Last Saturday was Opening Day for fishermen in Pennsylvania. In some ways it was typical, if a little warmer than normal. Our newspapers were stolen from our paperbox around dawn, as happens every year on Opening Day. But you have no interest in that. The reason this year was memorable was the conversation my wife and I had with some conservatives we've known for a few years.
On Friday, one of my neighbors put on an all-night party by the banks of our stream. Like every year, he invited people on the road and friends from around the Lehigh Valley. Almost to a person they're conservatives, although I reckon a few are political Independents; fairly ordinary out-doors types. My wife and I don't fish, and this gang is always slightly bemused that we go down to hang out with them for a few hours. For one thing, we had those 'Kerry' signs two years ago.
This year something was up. Conversation rarely turns to anything serious, much less politics, at these parties. Yet that was virtually the only topic this year, for two whole hours. And, boy, it doesn't look good for George Bush in this slice of red America.
My neighbor remains a Bush loyalist, a Fox-News-watching, talking-point-spouting, die-hard disciple of the fighting-them-over-there-so-you-know-the-rest school. Whether they were old and outmoded, or thoroughly up to date talking points, he had them in his grip and wasn't letting go. But I was astounded to see that he was all alone now in supporting Bush and the Iraq War.
Worse, he was cut down point by point by others. The rebuttals were sharp, dismissive, and uncompromising. And, mostly, they weren't coming from me. No, his friends were cutting him down (while my wife methodically shot holes in his "facts"). In all that time, I heard nothing good said about either the administration or the Iraq War from anybody else. The mood toward both was pretty grim and angry, all the more striking in this drunken, convivial setting.
I also was a little surprised to see that everybody, including my neighbor, wanted to know what I thought about DC politics and the war. I was able to tell them about quite a few things they hadn't heard of (none of them gets their news on-line), and the more I told them, the more they wanted to hear more. A few minutes after I began ticking off some little-reported facts about the manipulation of intelligence before the war, I noticed that several people seated around the campfire were leaning forward in their chairs trying to catch every bit of it.

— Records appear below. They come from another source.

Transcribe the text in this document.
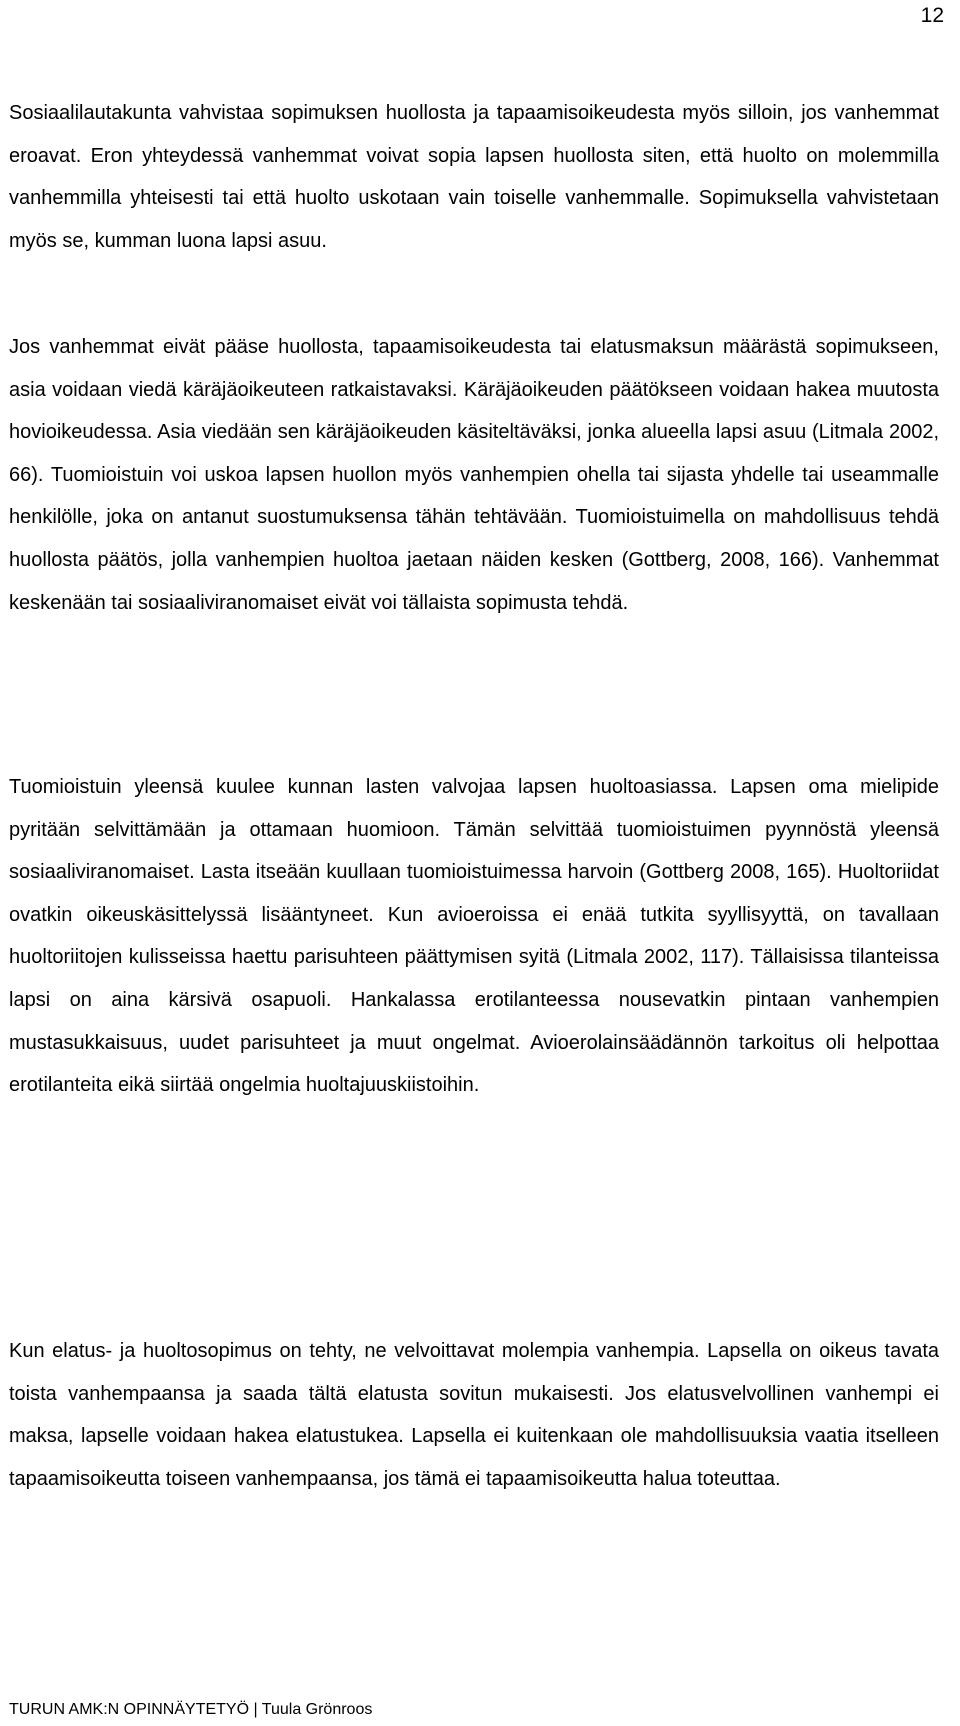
12

Sosiaalilautakunta vahvistaa sopimuksen huollosta ja tapaamisoikeudesta myös silloin, jos vanhemmat eroavat. Eron yhteydessä vanhemmat voivat sopia lapsen huollosta siten, että huolto on molemmilla vanhemmilla yhteisesti tai että huolto uskotaan vain toiselle vanhemmalle. Sopimuksella vahvistetaan myös se, kumman luona lapsi asuu.

Jos vanhemmat eivät pääse huollosta, tapaamisoikeudesta tai elatusmaksun määrästä sopimukseen, asia voidaan viedä käräjäoikeuteen ratkaistavaksi. Käräjäoikeuden päätökseen voidaan hakea muutosta hovioikeudessa. Asia viedään sen käräjäoikeuden käsiteltäväksi, jonka alueella lapsi asuu (Litmala 2002, 66). Tuomioistuin voi uskoa lapsen huollon myös vanhempien ohella tai sijasta yhdelle tai useammalle henkilölle, joka on antanut suostumuksensa tähän tehtävään. Tuomioistuimella on mahdollisuus tehdä huollosta päätös, jolla vanhempien huoltoa jaetaan näiden kesken (Gottberg, 2008, 166). Vanhemmat keskenään tai sosiaaliviranomaiset eivät voi tällaista sopimusta tehdä.

Tuomioistuin yleensä kuulee kunnan lasten valvojaa lapsen huoltoasiassa. Lapsen oma mielipide pyritään selvittämään ja ottamaan huomioon. Tämän selvittää tuomioistuimen pyynnöstä yleensä sosiaaliviranomaiset. Lasta itseään kuullaan tuomioistuimessa harvoin (Gottberg 2008, 165). Huoltoriidat ovatkin oikeuskäsittelyssä lisääntyneet. Kun avioeroissa ei enää tutkita syyllisyyttä, on tavallaan huoltoriitojen kulisseissa haettu parisuhteen päättymisen syitä (Litmala 2002, 117). Tällaisissa tilanteissa lapsi on aina kärsivä osapuoli. Hankalassa erotilanteessa nousevatkin pintaan vanhempien mustasukkaisuus, uudet parisuhteet ja muut ongelmat. Avioerolainsäädännön tarkoitus oli helpottaa erotilanteita eikä siirtää ongelmia huoltajuuskiistoihin.

Kun elatus- ja huoltosopimus on tehty, ne velvoittavat molempia vanhempia. Lapsella on oikeus tavata toista vanhempaansa ja saada tältä elatusta sovitun mukaisesti. Jos elatusvelvollinen vanhempi ei maksa, lapselle voidaan hakea elatustukea. Lapsella ei kuitenkaan ole mahdollisuuksia vaatia itselleen tapaamisoikeutta toiseen vanhempaansa, jos tämä ei tapaamisoikeutta halua toteuttaa.

TURUN AMK:N OPINNÄYTETYÖ | Tuula Grönroos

Sure, there's still a huge gap in awareness out there, about things we might take as common knowledge. But there's also a huge yearning to know, and to understand how things have gone so badly wrong.

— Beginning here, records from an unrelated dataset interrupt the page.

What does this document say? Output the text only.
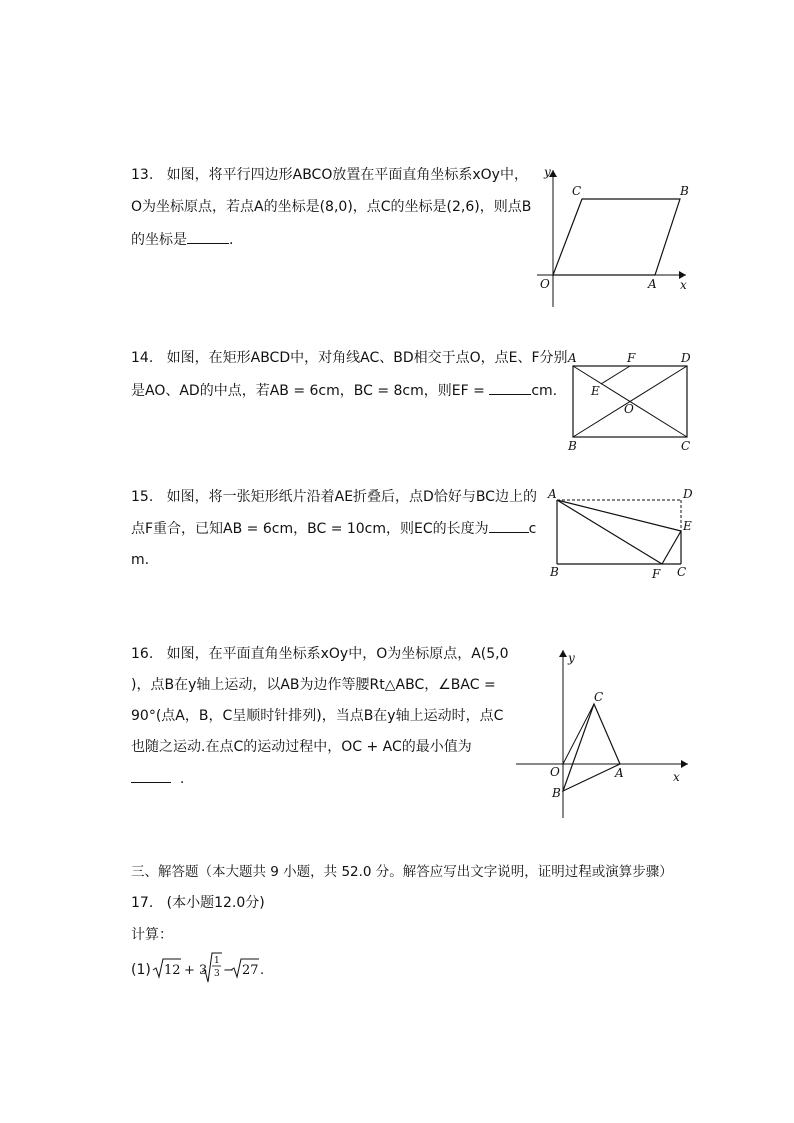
13. 如图，将平行四边形ABCO放置在平面直角坐标系xOy中，
O为坐标原点，若点A的坐标是(8,0)，点C的坐标是(2,6)，则点B
的坐标是	.
y
C	B
O	A x
14. 如图，在矩形ABCD中，对角线AC、BD相交于点O，点E、F分别
是AO、AD的中点，若AB = 6cm，BC = 8cm，则EF =	cm.
A	F	D
E
O
B	C
15. 如图，将一张矩形纸片沿着AE折叠后，点D恰好与BC边上的
点F重合，已知AB = 6cm，BC = 10cm，则EC的长度为	c
m.
A	D
E
B	F C
16. 如图，在平面直角坐标系xOy中，O为坐标原点，A(5,0
)，点B在y轴上运动，以AB为边作等腰Rt△ABC，∠BAC =
90°(点A，B，C呈顺时针排列)，当点B在y轴上运动时，点C
也随之运动.在点C的运动过程中，OC + AC的最小值为
.
y
C
O	A	x
B
三、解答题（本大题共 9 小题，共 52.0 分。解答应写出文字说明，证明过程或演算步骤）
17. (本小题12.0分)
计算：
(1) 12 + 3
1
3 − 27 .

Nobody at this party, except of course my neighbor, was anything but deeply pessimistic about the future of the Iraq war. One guy said flat out that our troops have lost the battle for hearts and minds by mistreating Iraqis, and not one person contradicted him.
Asked whether there was any way to prevent total chaos in Iraq, I said the only remotely plausible solutions were to withdraw quickly or to send in twice or three times as many troops. The reaction to my statements were rather interesting. At first a few people objected that a troop withdrawal would cause civil war, but they quickly admitted that the civil war already was going on anyway. I was even more surprised to hear that nobody thought sending more troops to Iraq was going to work at all. Even my neighbor was committed to the position that no further troops were necessary (since he maintains that we're winning the war already).
If this middle-of-the-night crowd, waiting for Opening Day, is any indication, there's plenty of opportunity for the Democrats to swamp the GOP in elections this year. Bush & Co. are seen as both incompetent and dishonest.
The main obstacle I see was voiced by the man sitting next to me, who (though he knows a good deal about the lies of the administration) said that he tries more and more just to ignore the news because it's so depressing. "You really can't do anything to fix things," he said, "besides voting I mean."
Democrats had better work to ensure that utter pessimism, the ultimate GOP weapon, does not decide the election this fall. If voters conclude that the government is run by hopeless incompetents, and there's nothing that ordinary citizens can do about it, the truly disaffected might just skip voting entirely. And so will our wrecking crew retain its death grip on the body politic for another two years.